Biosimilars, user fees and drug shortages are three issues dominating the dialogue in the US generic drug regulatory arena, and FDA, Congress, industry and public interest groups are all very much caught up in the complexities of addressing them. The Monthly Update has stories on each of the three issues in turn.
Prompting the IPQ coverage was FDA’s much-anticipated release of its draft biosimilars guidances and a Congressional hearing the same day at which the agency and industry testified and fielded questions on generic drug and biosimilar user fees. The hearing also focused on the growing problem of drug shortages and what can be done to forestall them.
The other major theme in this Month’s Update is consent decrees – what causes them, how they are shaped and the long wake of their repercussions.
Included is an analysis by a knowledgeable lawyer who has represented both government and industry in consent decree negotiations and related litigation.
A second story focuses on the decree recently signed by India’s largest generic drug manufacturer Ranbaxy and its significance in addressing data integrity problems along with GMP issues and sending up a global red flag on fraudulent filings.
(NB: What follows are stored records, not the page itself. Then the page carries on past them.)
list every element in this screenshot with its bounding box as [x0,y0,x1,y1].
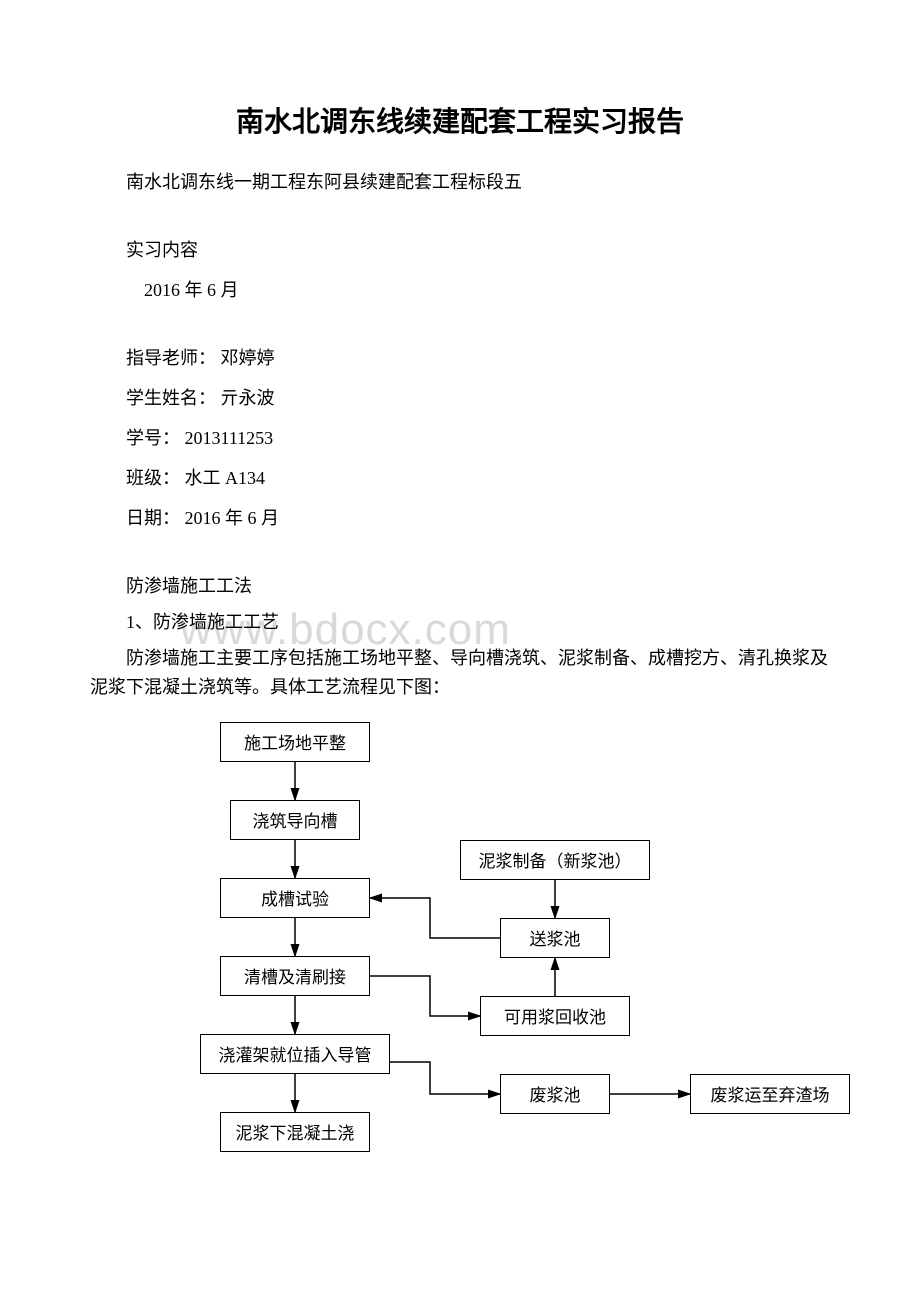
id-value: 2013111253 [180,428,273,448]
info-class: 班级： 水工 A134 [90,464,830,490]
process-flowchart: 施工场地平整浇筑导向槽成槽试验清槽及清刷接浇灌架就位插入导管泥浆下混凝土浇泥浆制… [130,722,870,1162]
flowchart-edge [370,898,500,938]
section-date: 2016 年 6 月 [90,276,830,302]
id-label: 学号： [126,428,180,448]
method-item-1: 1、防渗墙施工工艺 [90,608,830,634]
date-value: 2016 年 6 月 [180,508,279,528]
flowchart-edge [370,976,480,1016]
teacher-label: 指导老师： [126,348,216,368]
info-student: 学生姓名： 亓永波 [90,384,830,410]
flowchart-edge [390,1062,500,1094]
class-value: 水工 A134 [180,468,265,488]
date-label: 日期： [126,508,180,528]
info-block: 指导老师： 邓婷婷 学生姓名： 亓永波 学号： 2013111253 班级： 水… [90,344,830,530]
info-date: 日期： 2016 年 6 月 [90,504,830,530]
document-title: 南水北调东线续建配套工程实习报告 [90,100,830,140]
section-label: 实习内容 [90,236,830,262]
document-subtitle: 南水北调东线一期工程东阿县续建配套工程标段五 [90,168,830,194]
teacher-value: 邓婷婷 [216,348,275,368]
info-id: 学号： 2013111253 [90,424,830,450]
flowchart-arrows [130,722,870,1162]
class-label: 班级： [126,468,180,488]
student-label: 学生姓名： [126,388,216,408]
method-heading: 防渗墙施工工法 [90,572,830,598]
student-value: 亓永波 [216,388,275,408]
info-teacher: 指导老师： 邓婷婷 [90,344,830,370]
method-description: 防渗墙施工主要工序包括施工场地平整、导向槽浇筑、泥浆制备、成槽挖方、清孔换浆及泥… [90,644,830,702]
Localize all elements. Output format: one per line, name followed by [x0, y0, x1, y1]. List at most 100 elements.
A third story flowed out of the announcement by Genzyme of the opening of its new biotech plant as part of the firm’s return to full production after a significant virus contamination and a GMP consent decree. The announcement prompted a review of last year’s watershed PDA/FDA adventitious virus conference and the revelations that emerged from the struggles with virus production outbreaks at not only Genzyme but at other biotech manufacturers including Amgen and Merrimack. The story includes insights from CDER’s Barry Cherney and other regulators on how regulatory expectations for virus control are advancing with the science and technology.
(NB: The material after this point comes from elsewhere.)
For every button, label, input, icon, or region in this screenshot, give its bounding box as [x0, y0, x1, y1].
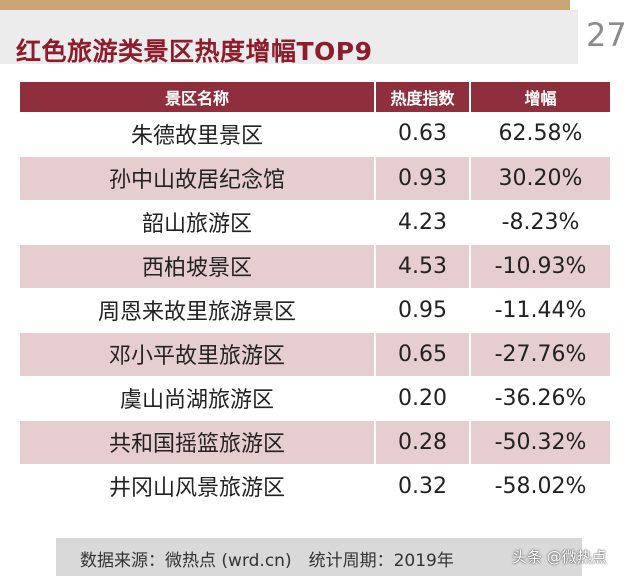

The February Monthly Update also covers new developments in the effort by governmental agencies and industry associations to address the reliability and integrity of the drug supply chain.
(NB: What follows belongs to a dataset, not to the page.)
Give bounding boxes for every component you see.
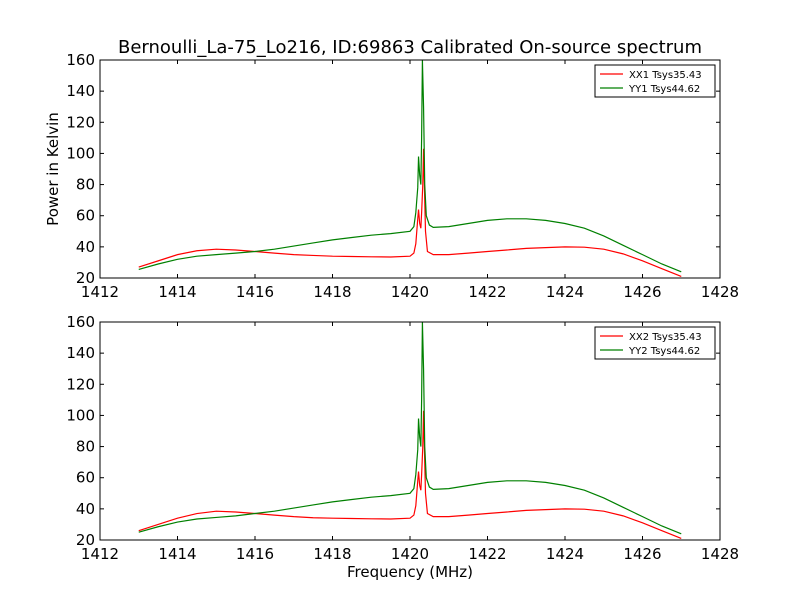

On the European front, EDQM formally launched its “eTACT” anti-counterfeiting traceability service. eTACT represents a major initiative by European regulators to create a track-and-trace system that will span all of Europe and cover both Internet and in-person purchases.
In the international GDP arena, IPQ provides coverage of two contributions to the guidance library addressing the evaluation and handling of excipient distribution: ● a draft of a new general chapter from USP, and ● a new version of IPEC’s excipient audit guideline.